Les nouvelles bêtes ne sont pas habituées au climat et à l’herbe de la Normandie. Des conflits apparaissent entre elles. « La hiérarchie se crée sur une période très longue. Elles se battent pour désigner une patronne. Des bovins peuvent entrer en dépression », relate le paysan. Des vêlages prématurés sont provoqués par les déplacements, des problèmes de délivrance… Des maux bien connus des éleveurs qui travaillent pendant des dizaines d’années pour constituer un cheptel adapté aux conditions de vie locales, réduire les maladies courantes, obtenir une production laitière de qualité, et apprendre à connaître leurs bêtes.

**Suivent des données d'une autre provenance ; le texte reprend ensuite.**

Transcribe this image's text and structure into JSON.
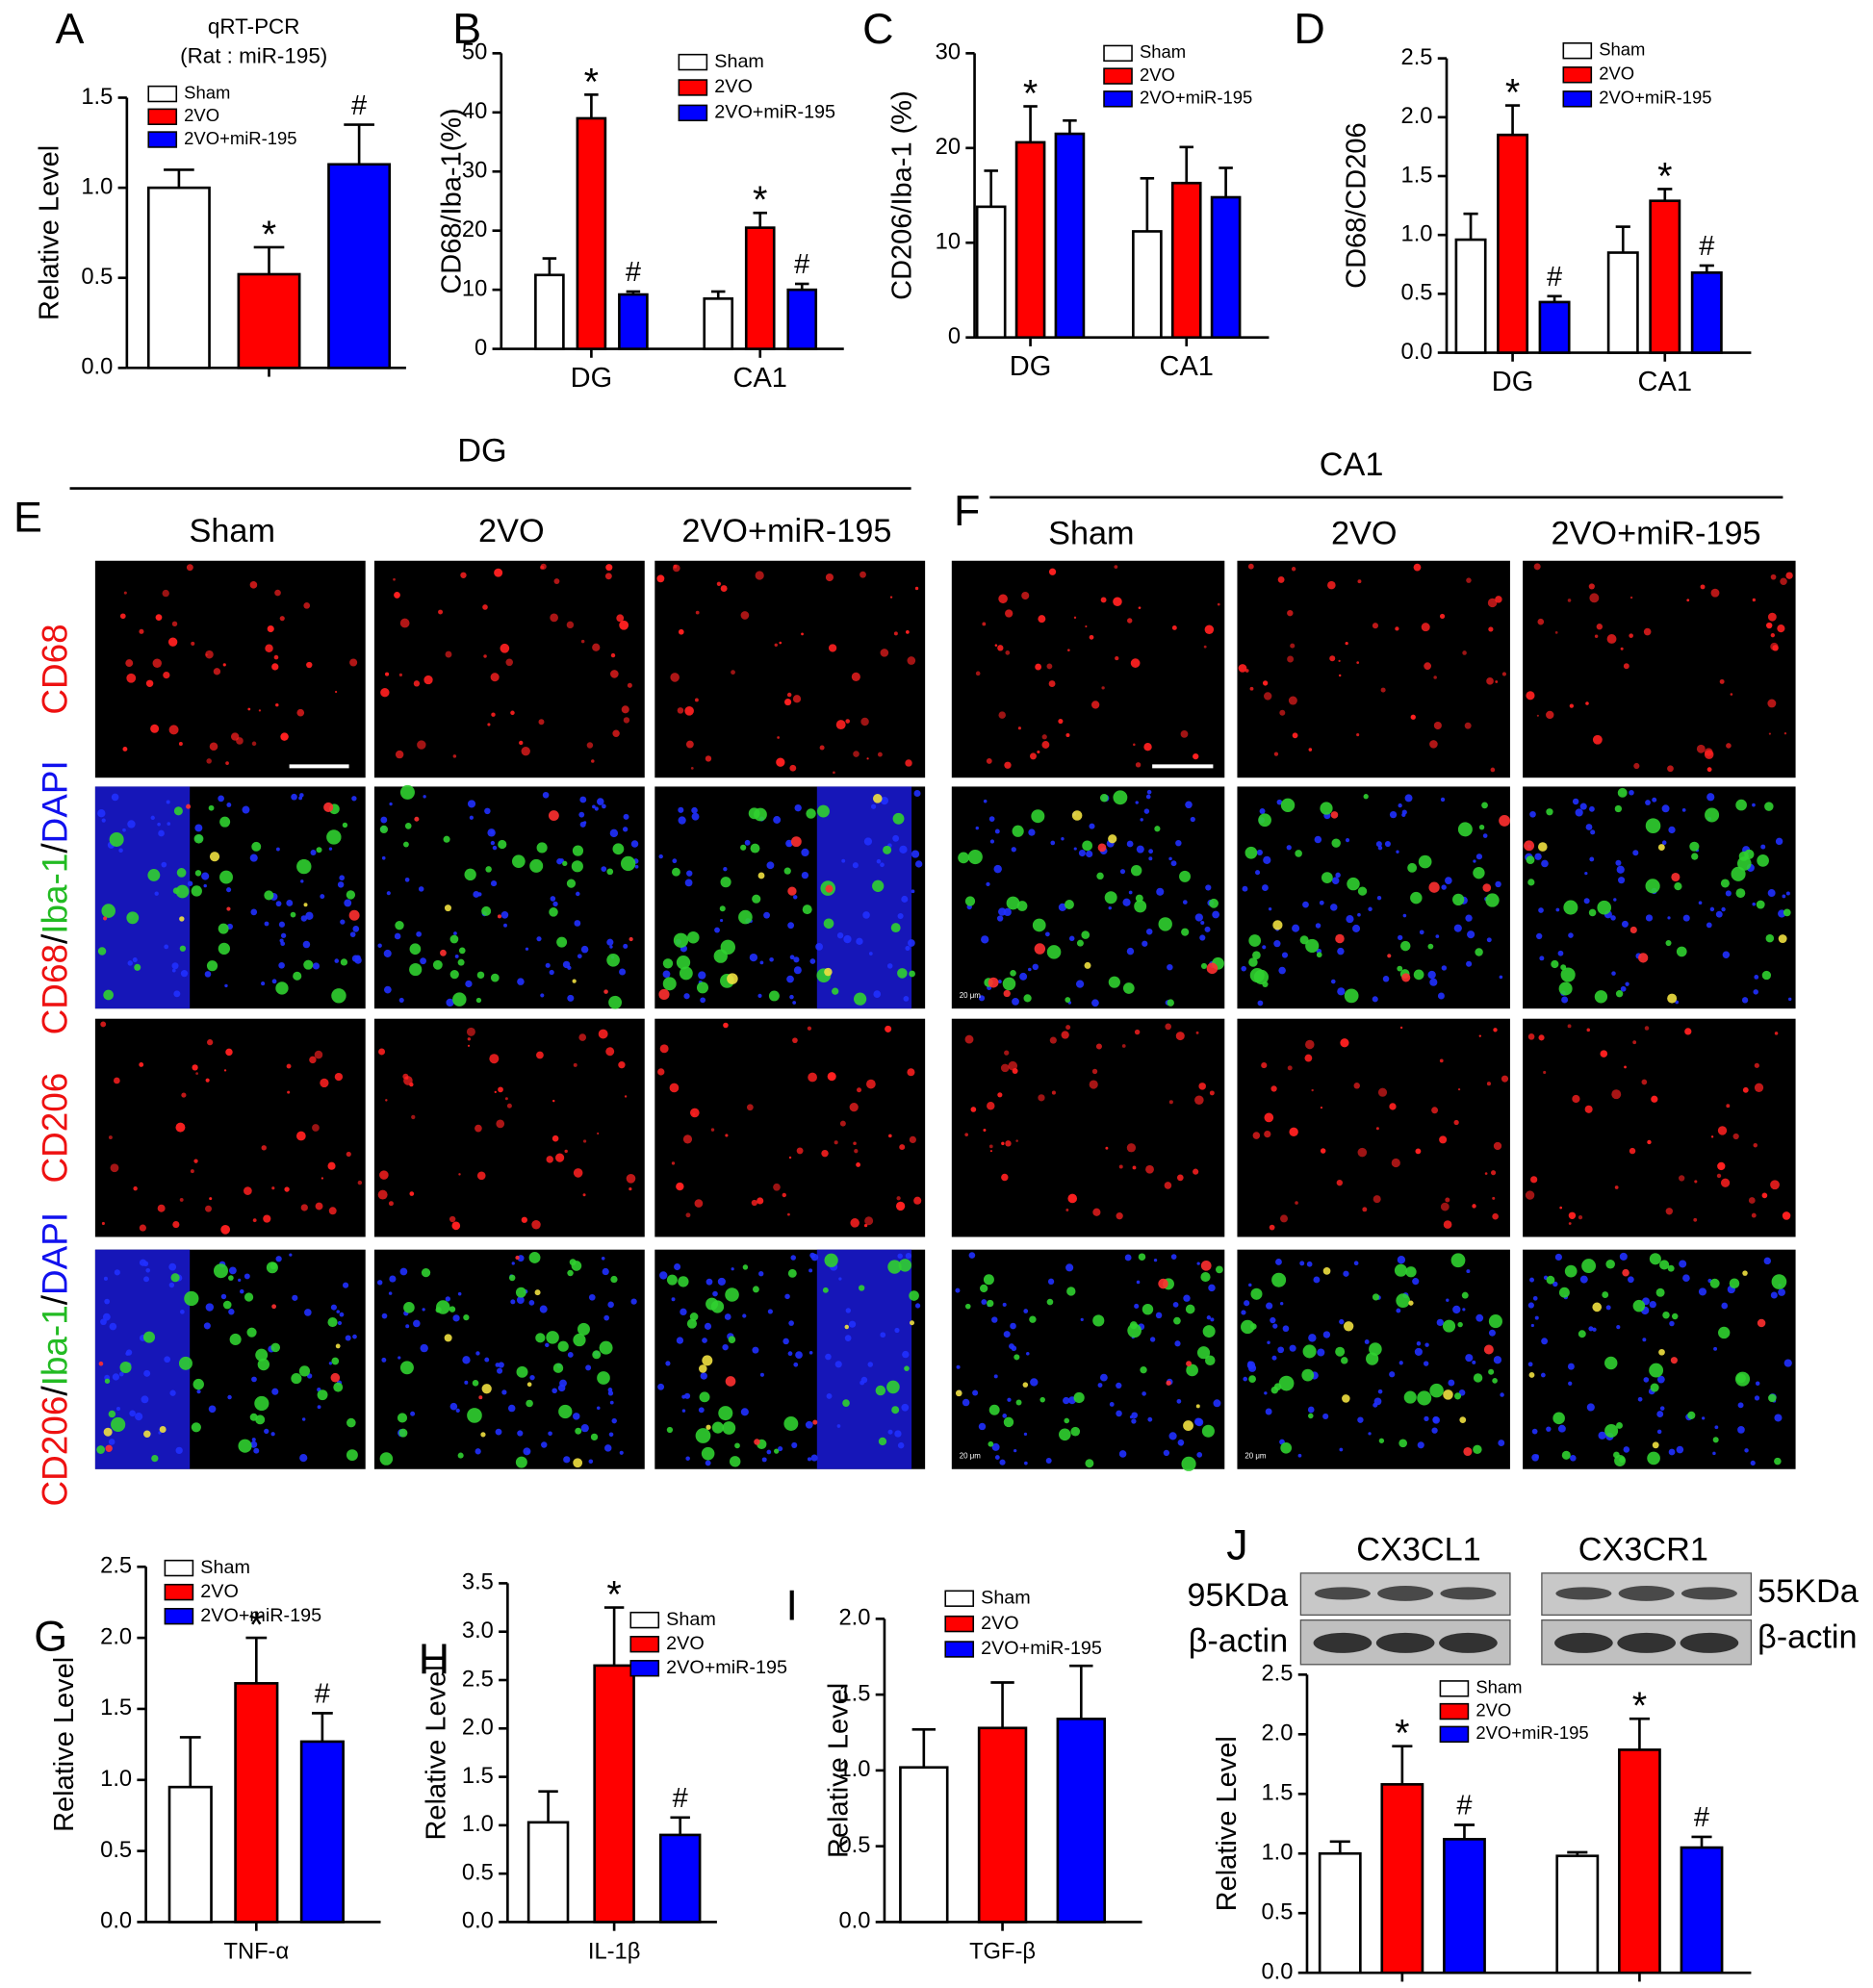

En plus de ce travail fastidieux de reconstitution du cheptel, l’éleveur subit un stress permanent de revivre un abattage total. Parmi ses voisins, certains sont « contaminés » une deuxième puis une troisième fois. Les abattages se poursuivent. Avec toujours le même taux de positivité. Provoquant encore un peu plus la détresse des agriculteurs. « On est en 2025, et il n’existe pas de test qui permette de savoir si un animal est réellement porteur de la bactérie », regrette l’éleveur.